When asked about the chances of her featuring on Saturday, the co-managers, Juan Amoros and Karen Hills, were cagey.

“We can’t forget that she landed last week,” said Amoros, who also confirmed Spurs had got a quarantine exemption for Morgan. “She has been training with us for a week. So I think we will have to wait almost until the last minute to know that one.”

Hills added that she did not think Morgan was “a million miles away from where she wants to be.”

Morgan will want to succeed. That, four months after giving birth, she is close to full fitness illustrates a drive that propelled her career. She strives for excellence. In 2017 she scored 12 goals in 16 games for Lyon as the European powerhouse secured a characteristic treble. In 2018 she scored 18 goals in 19 international games. When seven months pregnant Morgan could be seen in a social media post twisting away from a static marker before firing in goal after goal in repeated drills.

But time on the turf may not be where Morgan is most effective for Spurs, with service likely to be far from the quality she is used to at international level.

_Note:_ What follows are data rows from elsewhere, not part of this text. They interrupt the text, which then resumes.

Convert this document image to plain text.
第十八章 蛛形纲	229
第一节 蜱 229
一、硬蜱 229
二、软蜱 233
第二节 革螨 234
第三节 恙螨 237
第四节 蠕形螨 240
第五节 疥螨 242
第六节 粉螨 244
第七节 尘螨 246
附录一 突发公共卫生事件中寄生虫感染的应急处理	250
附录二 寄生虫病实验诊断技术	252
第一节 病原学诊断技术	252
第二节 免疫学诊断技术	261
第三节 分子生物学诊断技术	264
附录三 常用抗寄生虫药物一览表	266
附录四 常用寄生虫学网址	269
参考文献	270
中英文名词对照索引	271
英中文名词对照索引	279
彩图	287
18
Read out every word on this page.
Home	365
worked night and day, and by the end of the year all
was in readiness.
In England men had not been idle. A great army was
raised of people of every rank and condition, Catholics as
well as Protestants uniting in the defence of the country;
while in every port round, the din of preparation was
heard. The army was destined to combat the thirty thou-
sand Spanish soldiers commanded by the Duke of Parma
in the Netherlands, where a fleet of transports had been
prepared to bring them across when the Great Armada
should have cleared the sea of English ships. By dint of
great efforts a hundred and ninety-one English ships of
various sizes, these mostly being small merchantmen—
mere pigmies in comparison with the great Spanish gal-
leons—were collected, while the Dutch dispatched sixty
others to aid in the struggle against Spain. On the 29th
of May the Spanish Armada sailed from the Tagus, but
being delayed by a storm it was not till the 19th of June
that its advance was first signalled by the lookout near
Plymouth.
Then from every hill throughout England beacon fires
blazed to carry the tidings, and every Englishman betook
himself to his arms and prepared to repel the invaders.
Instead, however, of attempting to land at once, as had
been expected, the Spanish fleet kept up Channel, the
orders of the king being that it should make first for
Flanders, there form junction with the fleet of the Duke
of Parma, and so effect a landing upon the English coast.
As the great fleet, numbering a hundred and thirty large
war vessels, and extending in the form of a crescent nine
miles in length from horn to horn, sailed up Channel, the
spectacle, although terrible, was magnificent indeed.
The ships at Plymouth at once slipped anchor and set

Tottenham announce the signing of Alex Morgan on a large screen in London’s Leicester Square.
Tottenham announce the signing of Alex Morgan on a large screen in London’s Leicester Square. Photograph: Tottenham Hotspur FC/Getty Images

The clout she has off the field could make a more meaningful contribution. Watching her chat with José Mourinho at Spurs’ state-of-the-art training ground reflects that. A women’s team that have very slowly been brought into the fold, having been held at arm’s length, must rapidly prove they are fit for one of the game’s greats.

A great who has shown time and again during her national team’s equal pay dispute with US Soccer that she is not afraid to speak her mind and a great who has put the eyes of the world on Tottenham.